Personal information
- Full name: James Leslie Toohey
- Born: 1 June 1915 Carlton, Victoria
- Died: 10 February 2004 (aged 88)
- Original team: Sandhurst
- Height: 185 cm (6 ft 1 in)
- Weight: 92 kg (203 lb)

Playing career^{1}
- Years: Club / Games (Goals)
- 1935–1936: Fitzroy / 21 (15)
- 1937: Perth / 11 (6)
- 1938: Fitzroy / 14 (17)
- 1939: Camberwell
- ^{1} Playing statistics correct to the end of 1938.

= Jim Toohey Jr. =

Australian rules footballer, born 1915

James Leslie Toohey Jr. (1 June 1915 – 10 February 2004) was an Australian rules footballer who played with Fitzroy in the Victorian Football League (VFL).

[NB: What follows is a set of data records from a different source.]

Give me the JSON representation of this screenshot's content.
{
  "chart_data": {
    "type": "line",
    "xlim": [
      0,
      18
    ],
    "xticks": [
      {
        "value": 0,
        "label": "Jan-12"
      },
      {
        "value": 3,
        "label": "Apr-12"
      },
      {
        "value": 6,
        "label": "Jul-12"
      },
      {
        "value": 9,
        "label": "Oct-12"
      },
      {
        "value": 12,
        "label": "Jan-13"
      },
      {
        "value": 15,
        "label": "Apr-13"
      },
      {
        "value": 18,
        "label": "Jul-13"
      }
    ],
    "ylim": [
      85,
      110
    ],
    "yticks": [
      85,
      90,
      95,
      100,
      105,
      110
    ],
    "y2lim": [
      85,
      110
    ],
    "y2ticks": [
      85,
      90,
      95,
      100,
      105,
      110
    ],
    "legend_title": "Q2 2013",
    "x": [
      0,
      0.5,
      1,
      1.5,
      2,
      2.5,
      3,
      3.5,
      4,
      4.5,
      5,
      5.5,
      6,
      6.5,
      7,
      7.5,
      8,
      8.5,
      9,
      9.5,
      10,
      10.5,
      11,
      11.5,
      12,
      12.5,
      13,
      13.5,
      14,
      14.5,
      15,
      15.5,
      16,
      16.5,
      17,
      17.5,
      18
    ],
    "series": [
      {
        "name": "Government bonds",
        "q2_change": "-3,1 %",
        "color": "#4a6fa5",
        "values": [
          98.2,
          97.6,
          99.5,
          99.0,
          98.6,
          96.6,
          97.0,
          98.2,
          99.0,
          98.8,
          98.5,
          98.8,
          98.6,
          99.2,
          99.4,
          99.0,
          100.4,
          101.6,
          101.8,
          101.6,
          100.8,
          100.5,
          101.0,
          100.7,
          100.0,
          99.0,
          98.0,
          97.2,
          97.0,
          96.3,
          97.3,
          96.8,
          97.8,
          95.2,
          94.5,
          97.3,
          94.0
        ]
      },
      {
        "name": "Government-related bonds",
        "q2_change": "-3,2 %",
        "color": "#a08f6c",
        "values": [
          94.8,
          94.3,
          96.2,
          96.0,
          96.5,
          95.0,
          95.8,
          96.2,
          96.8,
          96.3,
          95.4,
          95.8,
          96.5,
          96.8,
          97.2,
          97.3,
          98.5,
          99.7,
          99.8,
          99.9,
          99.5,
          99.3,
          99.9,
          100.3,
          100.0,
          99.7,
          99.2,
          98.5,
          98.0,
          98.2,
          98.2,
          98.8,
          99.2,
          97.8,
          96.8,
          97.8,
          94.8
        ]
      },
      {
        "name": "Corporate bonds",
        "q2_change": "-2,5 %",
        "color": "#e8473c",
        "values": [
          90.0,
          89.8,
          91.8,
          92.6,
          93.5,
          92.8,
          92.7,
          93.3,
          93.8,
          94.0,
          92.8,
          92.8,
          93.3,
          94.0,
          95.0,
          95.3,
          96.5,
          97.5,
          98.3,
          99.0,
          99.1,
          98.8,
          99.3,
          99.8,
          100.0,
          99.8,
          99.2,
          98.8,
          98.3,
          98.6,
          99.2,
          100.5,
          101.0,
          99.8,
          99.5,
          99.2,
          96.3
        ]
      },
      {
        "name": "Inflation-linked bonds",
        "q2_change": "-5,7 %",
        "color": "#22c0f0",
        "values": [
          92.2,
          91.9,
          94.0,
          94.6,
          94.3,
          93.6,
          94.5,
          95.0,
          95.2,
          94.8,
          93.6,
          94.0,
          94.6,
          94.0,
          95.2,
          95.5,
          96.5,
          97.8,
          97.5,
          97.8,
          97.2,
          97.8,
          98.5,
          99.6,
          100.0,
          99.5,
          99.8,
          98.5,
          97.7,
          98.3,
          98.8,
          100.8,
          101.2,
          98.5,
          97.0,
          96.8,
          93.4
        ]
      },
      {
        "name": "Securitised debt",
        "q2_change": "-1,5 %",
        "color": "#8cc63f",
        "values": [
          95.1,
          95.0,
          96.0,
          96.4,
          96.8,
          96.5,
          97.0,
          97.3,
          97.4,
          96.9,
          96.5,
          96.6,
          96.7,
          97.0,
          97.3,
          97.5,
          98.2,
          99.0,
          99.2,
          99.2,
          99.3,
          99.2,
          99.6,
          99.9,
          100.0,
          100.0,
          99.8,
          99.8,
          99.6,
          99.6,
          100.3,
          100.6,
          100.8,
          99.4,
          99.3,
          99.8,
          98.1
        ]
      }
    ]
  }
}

Toohey, a Sandhurst recruit, started out in the Fitzroy seconds in 1934. He began his league career in 1935, when he played seven senior games, which was bettered by 14 appearances in 1938.

In 1937, Toohey joined Western Australian National Football League club Perth. His father, former Fitzroy player Jim Toohey Sr., was a member of the Perth Football Club committee. He had to wait until mid-season to make his debut, in order to fulfill the three-month residential qualification required to get an interstate permit at that time.

Toohey returned to Fitzroy after just one season in Perth and made 14 league appearances in the 1938 VFL season.

He was cleared to Camberwell in 1939.

Toohey's younger brother, Jack, played with Fitzroy for six seasons, from 1947 to 1952.